Location: Washington, DC

U.S. Representative Kevin Brady (R-TX), the Chairman-designate of the Joint Economic Committee, released the following statement on the new economic data which shows America's economy shrank for the first time in three and a half years:

"This stunning contraction can't be blamed simply on defense spending ahead of sequestration or uncertainty over the fiscal cliff. It's a case of acceleration.

Defense spending was accelerated into the third quarter of last year which artificially boosted the economic growth ahead of the November election to 3.1%. As a result, the fourth quarter sagged into a 0.1% decline. Sequester is not to blame - defense spending in the last two quarters averaged about the same as defense spending in the first half of the year.

Similarly, business investment accelerated into the fourth quarter due to market concerns about the President's higher taxes in the new year. That means the economy will likely suffer in the first quarter of 2013.

The bottom line is that America's economy continues to struggle primarily due to President Obama's penchant for political brinkmanship and the pervasive uncertainty caused by his focus on higher taxes, regulation and ObamaCare. While consumer spending and government spending are both above pre-recession levels, business investment is not. That's the missing ingredient in this anemic recovery.

This president's recovery ranks near the bottom in Main Street job creation. We are still three million jobs below the pre-recession peak of January, 2008 and 3.8 million jobs short of an average recovery. The President has no one to blame for that but his own poor leadership."

NOTE: Real GDP has grown at an annual rate of 2.1% over the past 14 quarters.

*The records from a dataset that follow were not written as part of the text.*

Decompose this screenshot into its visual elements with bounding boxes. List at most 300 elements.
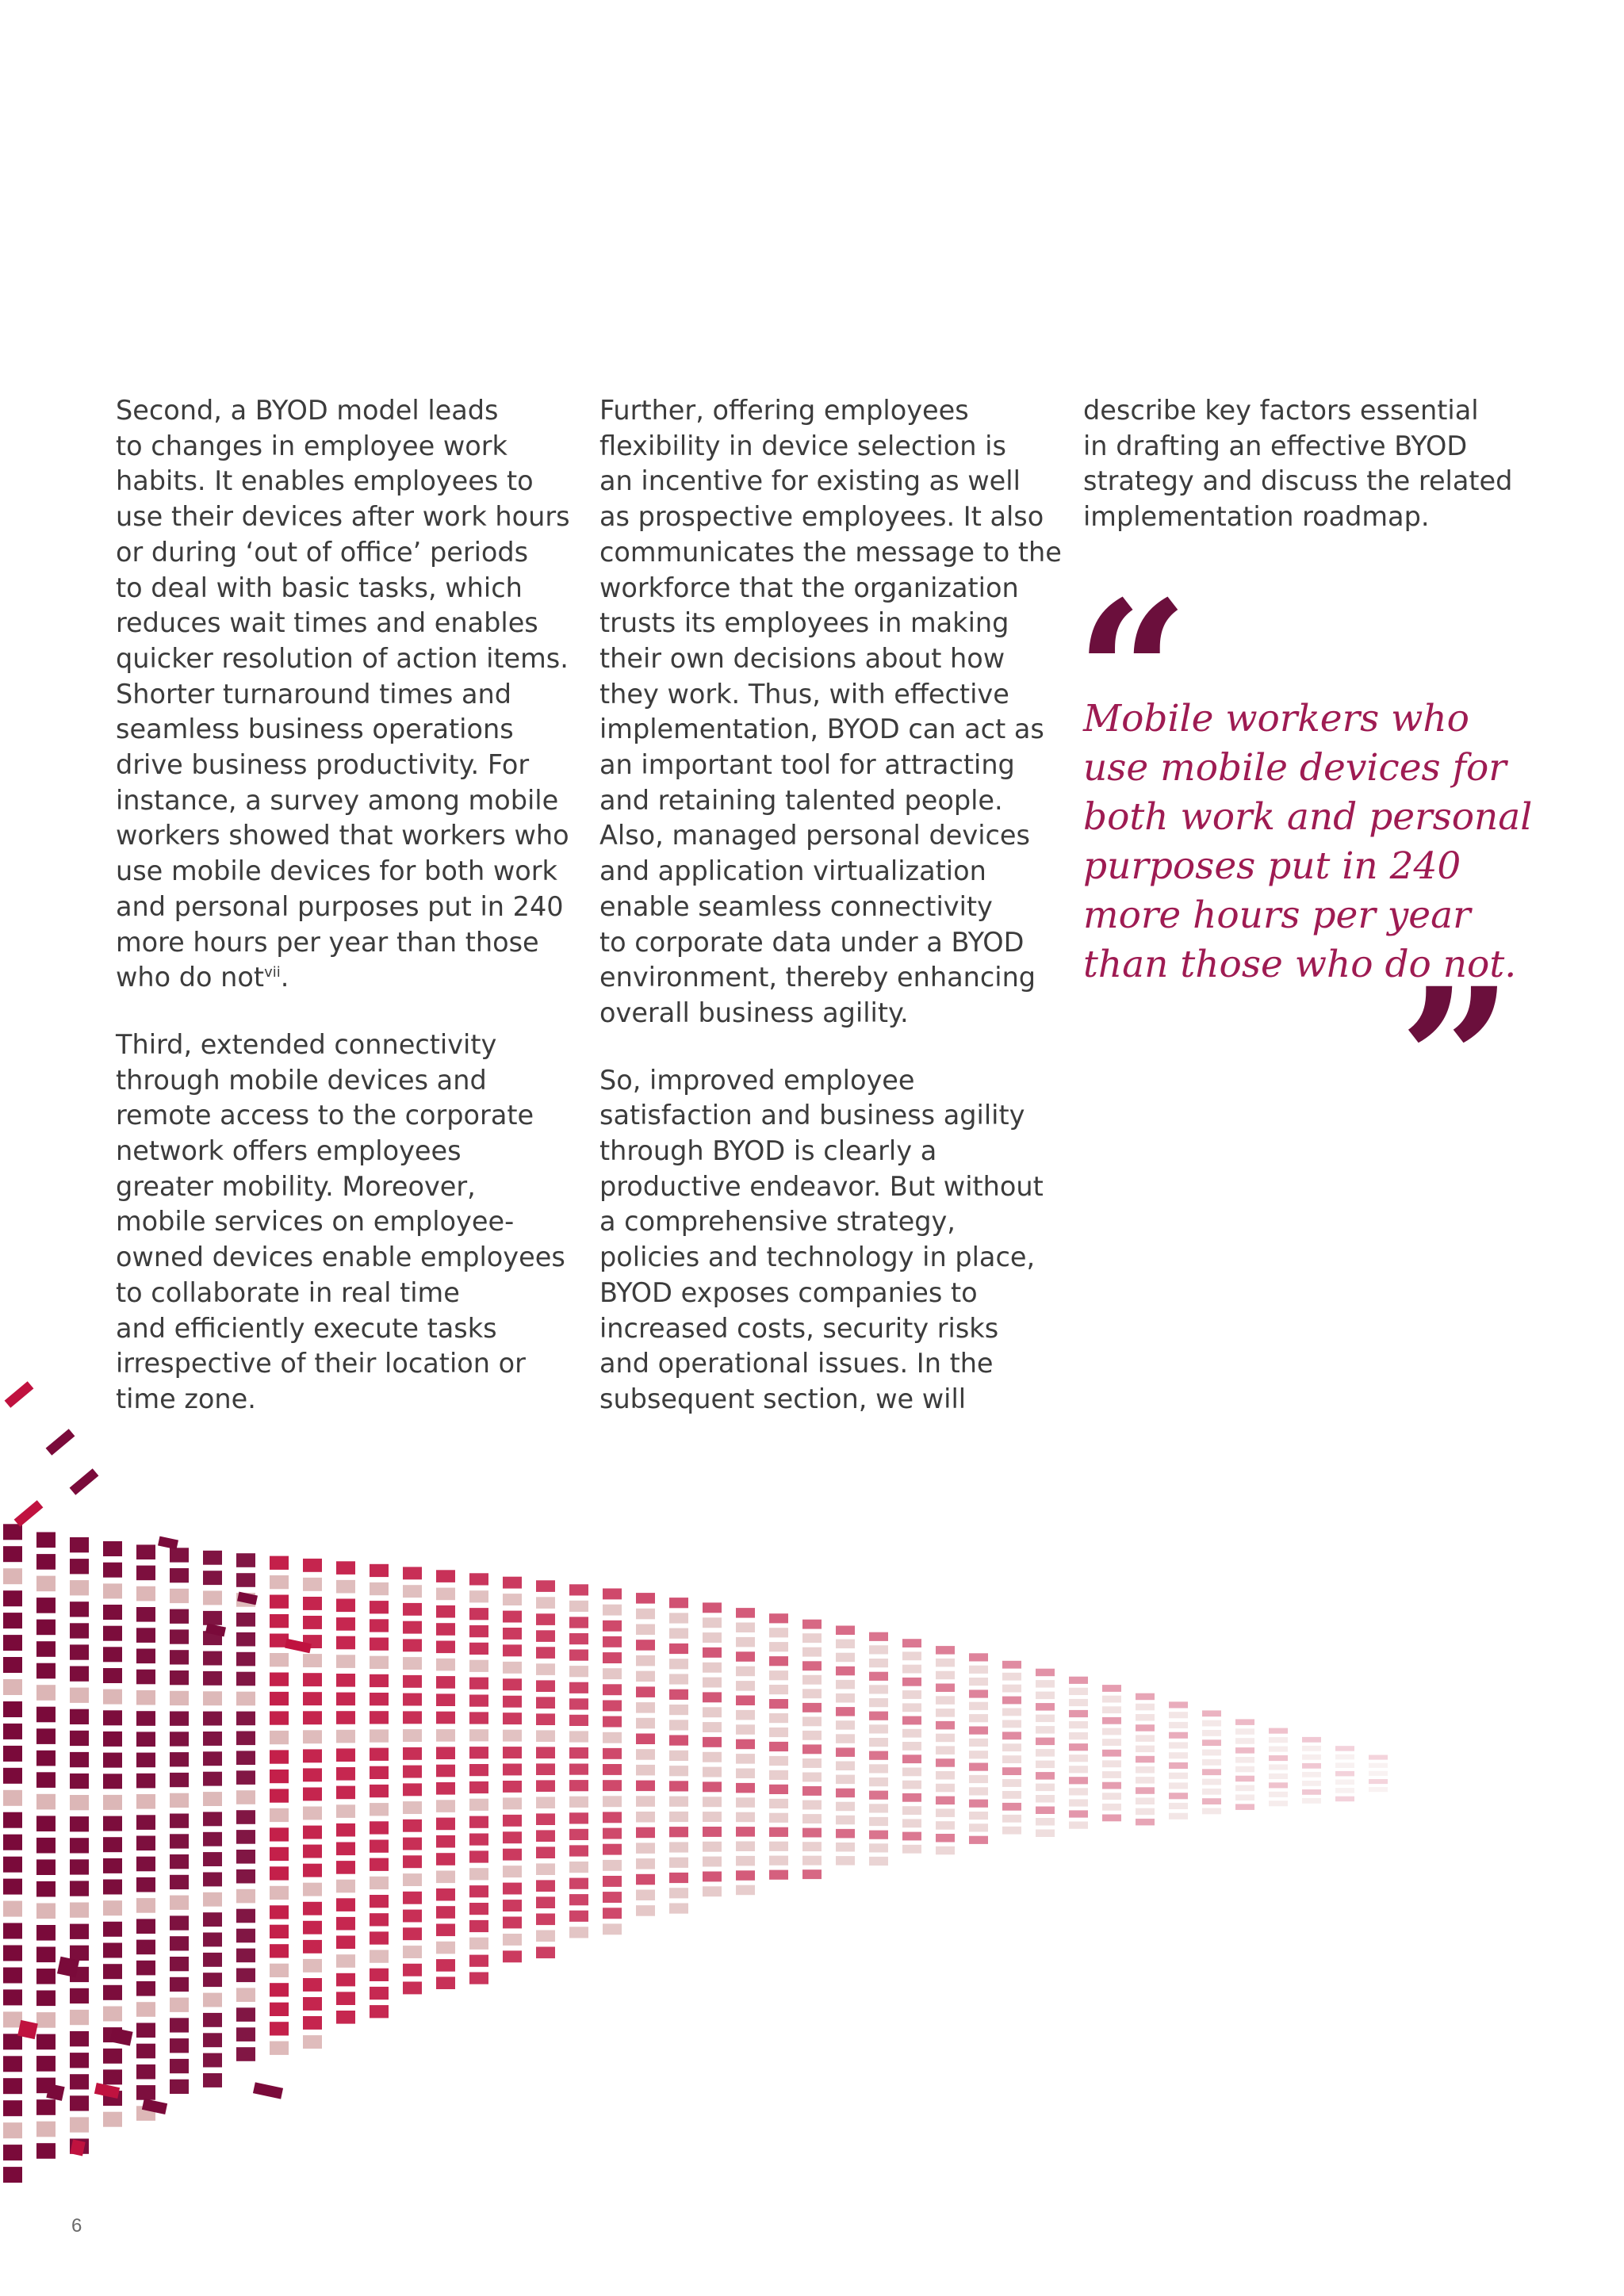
wave-tile	[836, 1816, 855, 1825]
wave-tile	[70, 1667, 89, 1682]
wave-tile	[769, 1756, 788, 1766]
wave-tile	[3, 1524, 22, 1540]
wave-tile	[869, 1764, 888, 1773]
wave-tile	[869, 1777, 888, 1786]
wave-tile	[669, 1613, 688, 1623]
wave-tile	[1002, 1755, 1021, 1763]
wave-tile	[1036, 1772, 1055, 1780]
wave-tile	[1302, 1781, 1321, 1786]
wave-tile	[669, 1827, 688, 1837]
wave-tile	[703, 1767, 722, 1777]
wave-tile	[703, 1797, 722, 1807]
wave-tile	[836, 1667, 855, 1676]
wave-tile	[336, 1730, 355, 1743]
wave-tile	[303, 1711, 322, 1724]
wave-tile	[636, 1640, 655, 1651]
wave-tile	[736, 1856, 755, 1866]
wave-tile	[703, 1842, 722, 1852]
wave-tile	[736, 1739, 755, 1750]
wave-tile	[769, 1670, 788, 1680]
wave-tile	[236, 1830, 255, 1844]
wave-tile	[736, 1667, 755, 1677]
wave-tile	[1069, 1799, 1088, 1806]
wave-tile	[94, 2083, 120, 2099]
wave-tile	[1269, 1747, 1288, 1752]
wave-tile	[336, 1674, 355, 1687]
wave-tile	[136, 1898, 155, 1913]
wave-tile	[270, 2042, 289, 2055]
wave-tile	[236, 1732, 255, 1746]
wave-tile	[802, 1703, 822, 1712]
text-line: BYOD exposes companies to	[599, 1276, 978, 1308]
wave-tile	[136, 1566, 155, 1581]
wave-tile	[703, 1872, 722, 1882]
wave-tile	[403, 1910, 422, 1923]
wave-tile	[236, 1850, 255, 1864]
wave-tile	[36, 1816, 56, 1831]
wave-tile	[36, 1728, 56, 1744]
wave-tile	[902, 1781, 921, 1789]
text-line: an incentive for existing as well	[599, 465, 1021, 497]
text-line: use their devices after work hours	[116, 501, 570, 533]
wave-tile	[3, 2011, 22, 2027]
wave-tile	[869, 1791, 888, 1800]
wave-tile	[1335, 1746, 1354, 1751]
wave-tile	[603, 1908, 622, 1919]
wave-tile	[136, 1670, 155, 1685]
wave-tile	[469, 1590, 488, 1602]
wave-tile	[636, 1718, 655, 1729]
wave-tile	[869, 1724, 888, 1733]
wave-tile	[403, 1657, 422, 1670]
wave-tile	[869, 1685, 888, 1693]
wave-tile	[236, 1751, 255, 1765]
decorative-pixel-wave	[0, 1348, 1624, 2220]
wave-tile	[802, 1620, 822, 1629]
wave-tile	[902, 1806, 921, 1815]
wave-tile	[802, 1647, 822, 1657]
wave-tile	[603, 1780, 622, 1791]
wave-tile	[370, 1748, 389, 1761]
wave-tile	[536, 1797, 555, 1808]
text-line: to deal with basic tasks, which	[116, 572, 523, 603]
wave-tile	[503, 1781, 522, 1793]
wave-tile	[436, 1871, 455, 1884]
wave-tile	[669, 1735, 688, 1746]
wave-tile	[36, 1554, 56, 1570]
wave-tile	[1036, 1680, 1055, 1688]
wave-tile	[1002, 1827, 1021, 1835]
wave-tile	[203, 2053, 222, 2068]
wave-tile	[170, 1896, 189, 1910]
wave-tile	[1136, 1735, 1155, 1742]
wave-tile	[36, 1576, 56, 1592]
paragraph-talent	[599, 393, 1062, 1031]
wave-tile	[236, 1692, 255, 1706]
wave-tile	[636, 1734, 655, 1745]
wave-tile	[3, 1857, 22, 1873]
wave-tile	[503, 1644, 522, 1656]
text-line: satisfaction and business agility	[599, 1100, 1025, 1131]
wave-tile	[503, 1866, 522, 1877]
wave-tile	[469, 1903, 488, 1915]
wave-tile	[569, 1633, 588, 1644]
wave-tile	[303, 1807, 322, 1820]
wave-tile	[236, 2007, 255, 2022]
wave-tile	[636, 1890, 655, 1901]
wave-tile	[902, 1703, 921, 1712]
wave-tile	[1002, 1709, 1021, 1716]
wave-tile	[703, 1678, 722, 1688]
wave-tile	[136, 1753, 155, 1768]
wave-tile	[569, 1617, 588, 1628]
wave-tile	[170, 1629, 189, 1644]
wave-tile	[1036, 1726, 1055, 1734]
body-column-3	[1083, 393, 1527, 567]
wave-tile	[936, 1684, 955, 1693]
wave-tile	[836, 1843, 855, 1852]
wave-tile	[1069, 1699, 1088, 1706]
text-line: irrespective of their location or	[116, 1348, 526, 1380]
wave-tile	[703, 1602, 722, 1613]
text-line: Third, extended connectivity	[116, 1028, 497, 1060]
wave-tile	[736, 1842, 755, 1852]
wave-tile	[1202, 1789, 1221, 1795]
wave-tile	[170, 1670, 189, 1685]
wave-tile	[1136, 1746, 1155, 1753]
text-line: an important tool for attracting	[599, 749, 1015, 781]
wave-tile	[836, 1653, 855, 1663]
wave-tile	[103, 1732, 122, 1747]
wave-tile	[736, 1783, 755, 1793]
wave-tile	[270, 1673, 289, 1686]
wave-tile	[769, 1656, 788, 1666]
wave-tile	[1302, 1789, 1321, 1795]
text-line: remote access to the corporate	[116, 1100, 534, 1131]
wave-tile	[370, 1601, 389, 1613]
wave-tile	[303, 1749, 322, 1762]
wave-tile	[669, 1766, 688, 1776]
wave-tile	[1036, 1749, 1055, 1757]
text-line: policies and technology in place,	[599, 1242, 1036, 1273]
wave-tile	[669, 1644, 688, 1654]
wave-tile	[236, 2047, 255, 2061]
text-line: a comprehensive strategy,	[599, 1206, 956, 1238]
wave-tile	[569, 1666, 588, 1677]
wave-tile	[103, 1605, 122, 1620]
wave-tile	[902, 1639, 921, 1647]
wave-tile	[336, 2011, 355, 2024]
wave-tile	[636, 1702, 655, 1713]
text-line: through mobile devices and	[116, 1064, 487, 1096]
wave-tile	[370, 1693, 389, 1705]
wave-tile	[802, 1661, 822, 1670]
wave-tile	[669, 1598, 688, 1608]
wave-tile	[736, 1797, 755, 1808]
wave-tile	[636, 1781, 655, 1792]
wave-tile	[103, 1647, 122, 1662]
wave-tile	[769, 1713, 788, 1723]
wave-tile	[203, 2073, 222, 2087]
wave-tile	[469, 1747, 488, 1758]
wave-tile	[503, 1730, 522, 1742]
wave-tile	[603, 1605, 622, 1616]
wave-tile	[736, 1623, 755, 1633]
wave-tile	[203, 2013, 222, 2027]
wave-tile	[869, 1698, 888, 1707]
wave-tile	[536, 1880, 555, 1892]
wave-tile	[370, 1840, 389, 1853]
wave-tile	[3, 1724, 22, 1739]
wave-tile	[203, 1712, 222, 1726]
wave-tile	[303, 1730, 322, 1743]
wave-tile	[569, 1650, 588, 1661]
wave-tile	[469, 1973, 488, 1984]
text-line: mobile services on employee-	[116, 1206, 515, 1238]
wave-tile	[936, 1646, 955, 1655]
wave-tile	[1102, 1750, 1121, 1757]
wave-tile	[70, 1468, 99, 1495]
wave-tile	[1169, 1813, 1188, 1820]
wave-tile	[303, 1616, 322, 1629]
wave-tile	[603, 1748, 622, 1759]
text-line: reduces wait times and enables	[116, 607, 538, 639]
text-line: use mobile devices for both work	[116, 855, 557, 887]
wave-tile	[270, 1653, 289, 1667]
wave-tile	[70, 1623, 89, 1638]
wave-tile	[103, 1563, 122, 1578]
wave-tile	[270, 1847, 289, 1861]
wave-tile	[736, 1637, 755, 1647]
wave-tile	[802, 1731, 822, 1740]
wave-tile	[336, 1861, 355, 1874]
wave-tile	[236, 2027, 255, 2042]
wave-tile	[336, 1954, 355, 1968]
wave-tile	[1136, 1704, 1155, 1711]
wave-tile	[1036, 1818, 1055, 1826]
wave-tile	[769, 1842, 788, 1851]
wave-tile	[170, 1752, 189, 1766]
wave-tile	[703, 1647, 722, 1658]
wave-tile	[836, 1789, 855, 1798]
wave-tile	[469, 1938, 488, 1950]
wave-tile	[1069, 1721, 1088, 1728]
wave-tile	[536, 1846, 555, 1858]
open-quote-icon: “	[1075, 557, 1189, 790]
wave-tile	[769, 1613, 788, 1623]
wave-tile	[769, 1785, 788, 1794]
wave-tile	[36, 1969, 56, 1984]
wave-tile	[170, 1548, 189, 1562]
wave-tile	[303, 1978, 322, 1992]
pull-quote-line: than those who do not.	[1083, 943, 1517, 986]
wave-tile	[170, 1568, 189, 1582]
wave-tile	[569, 1698, 588, 1709]
wave-tile	[3, 1923, 22, 1939]
wave-tile	[636, 1812, 655, 1823]
wave-tile	[336, 1804, 355, 1818]
wave-tile	[469, 1885, 488, 1897]
wave-tile	[936, 1659, 955, 1667]
wave-tile	[1335, 1780, 1354, 1785]
wave-tile	[403, 1639, 422, 1651]
wave-tile	[436, 1818, 455, 1831]
wave-tile	[170, 1834, 189, 1848]
wave-tile	[203, 1591, 222, 1605]
wave-tile	[802, 1856, 822, 1866]
footnote-reference: vii	[264, 964, 281, 982]
wave-tile	[36, 1620, 56, 1636]
wave-tile	[136, 1857, 155, 1872]
wave-tile	[902, 1742, 921, 1751]
wave-tile	[902, 1845, 921, 1854]
wave-tile	[170, 1589, 189, 1603]
wave-tile	[1002, 1720, 1021, 1728]
wave-tile	[802, 1814, 822, 1823]
wave-tile	[103, 1710, 122, 1725]
wave-tile	[469, 1764, 488, 1776]
wave-tile	[603, 1812, 622, 1823]
wave-tile	[503, 1849, 522, 1861]
wave-tile	[1002, 1697, 1021, 1705]
wave-tile	[136, 1649, 155, 1664]
wave-tile	[1235, 1728, 1254, 1735]
wave-tile	[536, 1931, 555, 1942]
wave-tile	[1069, 1710, 1088, 1717]
wave-tile	[636, 1593, 655, 1604]
wave-tile	[136, 1877, 155, 1892]
wave-tile	[703, 1632, 722, 1643]
wave-tile	[536, 1580, 555, 1592]
wave-tile	[303, 1559, 322, 1572]
wave-tile	[1202, 1730, 1221, 1736]
wave-tile	[1002, 1732, 1021, 1739]
wave-tile	[536, 1680, 555, 1692]
text-line: quicker resolution of action items.	[116, 642, 569, 674]
wave-tile	[469, 1955, 488, 1967]
wave-tile	[969, 1787, 988, 1795]
wave-tile	[403, 1801, 422, 1814]
wave-tile	[1369, 1779, 1388, 1784]
wave-tile	[603, 1716, 622, 1728]
wave-tile	[469, 1850, 488, 1862]
wave-tile	[669, 1751, 688, 1761]
wave-tile	[836, 1829, 855, 1839]
wave-tile	[436, 1747, 455, 1759]
wave-tile	[1069, 1677, 1088, 1684]
wave-tile	[1202, 1798, 1221, 1804]
text-line: to corporate data under a BYOD	[599, 926, 1025, 958]
wave-tile	[536, 1630, 555, 1642]
wave-tile	[936, 1721, 955, 1730]
wave-tile	[603, 1668, 622, 1679]
wave-tile	[603, 1764, 622, 1775]
wave-tile	[1102, 1717, 1121, 1724]
text-line: or during ‘out of office’ periods	[116, 536, 529, 568]
wave-tile	[336, 1693, 355, 1706]
wave-tile	[469, 1816, 488, 1828]
text-line: and retaining talented people.	[599, 784, 1003, 816]
wave-tile	[70, 1903, 89, 1918]
wave-tile	[70, 1774, 89, 1789]
wave-tile	[802, 1828, 822, 1838]
wave-tile	[303, 1845, 322, 1858]
wave-tile	[1202, 1769, 1221, 1775]
wave-tile	[136, 1732, 155, 1747]
wave-tile	[469, 1920, 488, 1932]
wave-tile	[36, 1598, 56, 1613]
wave-tile	[1036, 1669, 1055, 1677]
wave-tile	[303, 1921, 322, 1934]
wave-tile	[436, 1853, 455, 1866]
wave-tile	[270, 1750, 289, 1763]
wave-tile	[569, 1862, 588, 1873]
wave-tile	[70, 1537, 89, 1552]
wave-tile	[403, 1693, 422, 1706]
wave-tile	[1202, 1779, 1221, 1785]
wave-tile	[936, 1709, 955, 1717]
wave-tile	[203, 1691, 222, 1705]
wave-tile	[769, 1770, 788, 1780]
wave-tile	[969, 1823, 988, 1831]
pull-quote-line: purposes put in 240	[1083, 844, 1461, 888]
wave-tile	[70, 1838, 89, 1853]
text-line: they work. Thus, with effective	[599, 678, 1009, 710]
wave-tile	[103, 1795, 122, 1810]
wave-tile	[70, 1924, 89, 1939]
wave-tile	[969, 1763, 988, 1771]
wave-tile	[403, 1675, 422, 1688]
wave-tile	[1036, 1703, 1055, 1711]
wave-tile	[536, 1647, 555, 1659]
wave-tile	[569, 1584, 588, 1595]
wave-tile	[1169, 1722, 1188, 1728]
wave-tile	[436, 1782, 455, 1795]
wave-tile	[736, 1870, 755, 1881]
wave-tile	[336, 1992, 355, 2005]
wave-tile	[1102, 1739, 1121, 1746]
wave-tile	[1002, 1743, 1021, 1751]
wave-tile	[603, 1923, 622, 1934]
wave-tile	[636, 1624, 655, 1636]
wave-tile	[536, 1663, 555, 1675]
wave-tile	[1036, 1795, 1055, 1803]
wave-tile	[603, 1701, 622, 1712]
wave-tile	[136, 1981, 155, 1996]
wave-tile	[103, 1583, 122, 1598]
wave-tile	[436, 1924, 455, 1937]
wave-tile	[303, 1826, 322, 1839]
wave-tile	[203, 1973, 222, 1987]
wave-tile	[436, 1712, 455, 1724]
wave-tile	[136, 2002, 155, 2017]
wave-tile	[1036, 1784, 1055, 1792]
wave-tile	[203, 1651, 222, 1666]
text-line: time zone.	[116, 1383, 256, 1414]
text-line: trusts its employees in making	[599, 607, 1009, 639]
wave-tile	[403, 1855, 422, 1868]
wave-tile	[1369, 1771, 1388, 1776]
wave-tile	[36, 1881, 56, 1897]
wave-tile	[1269, 1755, 1288, 1761]
wave-tile	[103, 1880, 122, 1895]
wave-tile	[1002, 1791, 1021, 1799]
wave-tile	[370, 2005, 389, 2018]
wave-tile	[236, 1770, 255, 1785]
wave-tile	[802, 1869, 822, 1879]
close-quote-icon: ”	[1399, 944, 1513, 1177]
wave-tile	[769, 1813, 788, 1823]
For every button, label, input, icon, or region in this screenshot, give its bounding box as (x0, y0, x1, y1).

The average growth rate over a comparable period for the nine other post-World War II recoveries was 4.7%. Real GDP is $1.3 trillion lower than it would be if this recovery had matched the average of recoveries since WWII.

Joint Economic Committee staff analysis estimates that in order for President Obama to meet just the average recovery rate of his predecessors, the U.S. economy would need to grow at a rate of 5.5% for the rest of his presidency.